А под Рождество в монастырь пришёл некий странник, и был он стар и беден, но держался прямо, говорил с достоинством и знал множество историй и песен о прежних временах. И братья, собравшись вокруг него, слушали о подвигах короля Дитриха, и о том, как вероломный родич отнял у него земли и изгнал его в страну гуннов, и о том, как он победил коварного родича, но королевство своё не вернул и так и остался без крова, без имени и без друзей, из которых одни предали его, другие погибли в боях, а третьи умерли от старости. И так братья сидели и слушали бы до самой ночи, если бы не пришёл настоятель и не прогнал их в храм, готовиться к Рождественской службе. Один брат Людвиг не пошёл со всеми, а остался сидеть с бродягой, и оба сидели, и ёжились под зимним ветром, и дышали на руки, не глядя друг на друга.

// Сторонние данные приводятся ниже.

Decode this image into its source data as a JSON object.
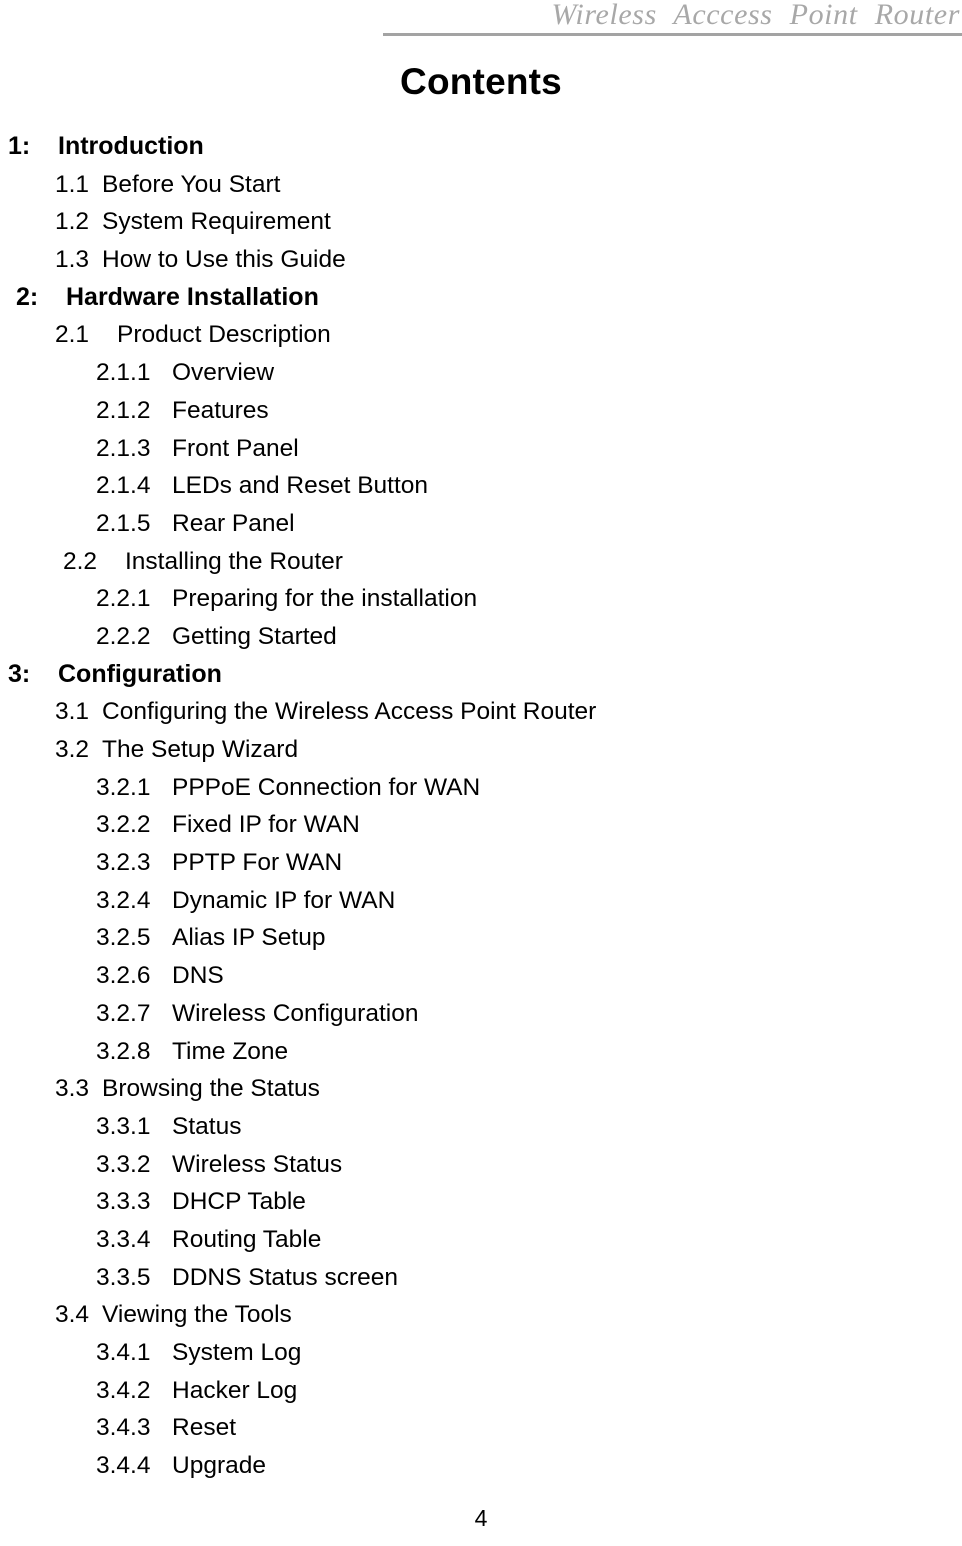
{
  "header": {
    "running_title": "Wireless Acccess Point Router"
  },
  "title": "Contents",
  "footer": {
    "page_number": "4"
  },
  "colors": {
    "header_text": "#a8a8a8",
    "header_rule": "#a3a3a3",
    "body_text": "#000000",
    "page_background": "#ffffff"
  },
  "toc": {
    "entries": [
      {
        "level": 1,
        "num": "1:",
        "label": "Introduction"
      },
      {
        "level": 2,
        "num": "1.1",
        "label": "Before You Start"
      },
      {
        "level": 2,
        "num": "1.2",
        "label": "System Requirement"
      },
      {
        "level": 2,
        "num": "1.3",
        "label": "How to Use this Guide"
      },
      {
        "level": 1,
        "num": "2:",
        "label": "Hardware Installation"
      },
      {
        "level": 2,
        "num": "2.1",
        "label": "Product Description"
      },
      {
        "level": 3,
        "num": "2.1.1",
        "label": "Overview"
      },
      {
        "level": 3,
        "num": "2.1.2",
        "label": "Features"
      },
      {
        "level": 3,
        "num": "2.1.3",
        "label": "Front Panel"
      },
      {
        "level": 3,
        "num": "2.1.4",
        "label": "LEDs and Reset Button"
      },
      {
        "level": 3,
        "num": "2.1.5",
        "label": "Rear Panel"
      },
      {
        "level": 2,
        "num": "2.2",
        "label": "Installing the Router"
      },
      {
        "level": 3,
        "num": "2.2.1",
        "label": "Preparing for the installation"
      },
      {
        "level": 3,
        "num": "2.2.2",
        "label": "Getting Started"
      },
      {
        "level": 1,
        "num": "3:",
        "label": "Configuration"
      },
      {
        "level": 2,
        "num": "3.1",
        "label": "Configuring the Wireless Access Point Router"
      },
      {
        "level": 2,
        "num": "3.2",
        "label": "The Setup Wizard"
      },
      {
        "level": 3,
        "num": "3.2.1",
        "label": "PPPoE Connection for WAN"
      },
      {
        "level": 3,
        "num": "3.2.2",
        "label": "Fixed IP for WAN"
      },
      {
        "level": 3,
        "num": "3.2.3",
        "label": "PPTP For WAN"
      },
      {
        "level": 3,
        "num": "3.2.4",
        "label": "Dynamic IP for WAN"
      },
      {
        "level": 3,
        "num": "3.2.5",
        "label": "Alias IP Setup"
      },
      {
        "level": 3,
        "num": "3.2.6",
        "label": "DNS"
      },
      {
        "level": 3,
        "num": "3.2.7",
        "label": "Wireless Configuration"
      },
      {
        "level": 3,
        "num": "3.2.8",
        "label": "Time Zone"
      },
      {
        "level": 2,
        "num": "3.3",
        "label": "Browsing the Status"
      },
      {
        "level": 3,
        "num": "3.3.1",
        "label": "Status"
      },
      {
        "level": 3,
        "num": "3.3.2",
        "label": "Wireless Status"
      },
      {
        "level": 3,
        "num": "3.3.3",
        "label": "DHCP Table"
      },
      {
        "level": 3,
        "num": "3.3.4",
        "label": "Routing Table"
      },
      {
        "level": 3,
        "num": "3.3.5",
        "label": "DDNS Status screen"
      },
      {
        "level": 2,
        "num": "3.4",
        "label": "Viewing the Tools"
      },
      {
        "level": 3,
        "num": "3.4.1",
        "label": "System Log"
      },
      {
        "level": 3,
        "num": "3.4.2",
        "label": "Hacker Log"
      },
      {
        "level": 3,
        "num": "3.4.3",
        "label": "Reset"
      },
      {
        "level": 3,
        "num": "3.4.4",
        "label": "Upgrade"
      }
    ]
  }
}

– Господин мой, король Дитрих, – сказал брат Людвиг, – что же, значит, и Хильдебрандт умер?
– Да, – ответил бродяга. – Кто-то говорил, что его убил его же сын – по ошибке. А кто-то говорил, что это он убил сына, а потом умер от огорчения и скорби. Но поскольку конец «Большой песни о Хильдебрандте» утрачен, мы не можем точно сказать, кто прав… А я думал, ты меня не узнаешь.
– Кто – я? – обиделся Хайме. – Я узнаю тебя и через тысячу лет, в каком бы обличье ты ко мне не заявился. Но нельзя же тебе в твои годы всё скитаться по свету… пора уже и отдохнуть. Может, примешь постриг и останешься здесь?
– Да нет, я же вроде как язычник, – ответил с некоторым смущением бродяга. – Пусть уж всё останется, как есть. И в скитаниях, знаешь ли, есть своя прелесть.. Ну, правда, зимой это меньше чувствуется, зато летом…
– Хорошо, – сказал Хайме. – Дай мне три минуты, чтобы собраться. Ты ведь не торопишься?
И когда в монастырской церкви ударил колокол, они уже выходили из ворот, и ветер сыпал им на плечи мелкую ледяную крупу, и замёрзшие комья грязи скрипели и топорщились под ногами.
По дороге их нагнал ещё один бродяга, и они пошли втроём. И метель потихоньку утихла, и небо расчистилось, и стала видна Звезда.
– Эх! – сказал Хайме. – Всё же нехорошо я сделал, что ушёл, не побыв хоть немного на рождественской службе.
– Да, нехорошо, – согласился пришлый бродяга. – Но говорят, что Господь наш – везде.
– Я знавал одного отшельника, – сказал Дитрих, – который любил говорить: Господи, если ты везде, то почему я-то всё время оказываюсь где-нибудь ещё?
И всё трое засмеялись и закашлялись на морозном воздухе.
По пути им встретился ручей, ещё не прихваченный морозом, и незнакомый бродяга, достав из-под плаща чашу, зачерпнул из него воды и подал своим спутникам.
– У меня сегодня день рождения, – сказал он. – Выпейте и вы, братья, за моё здоровье.
Хайме, поколебавшись, отхлебнул и изумился:
– Вино!
– Рейнское. Самое лучшее, – подтвердил Дитрих, тоже попробовав.
– Я рад, что оно вам по вкусу, – сказал бродяга и, достав из-под плаща чёрствый ломоть хлеба, разломил его на три пышных пшеничных каравая; два из них отдал спутникам, а третий взял себе.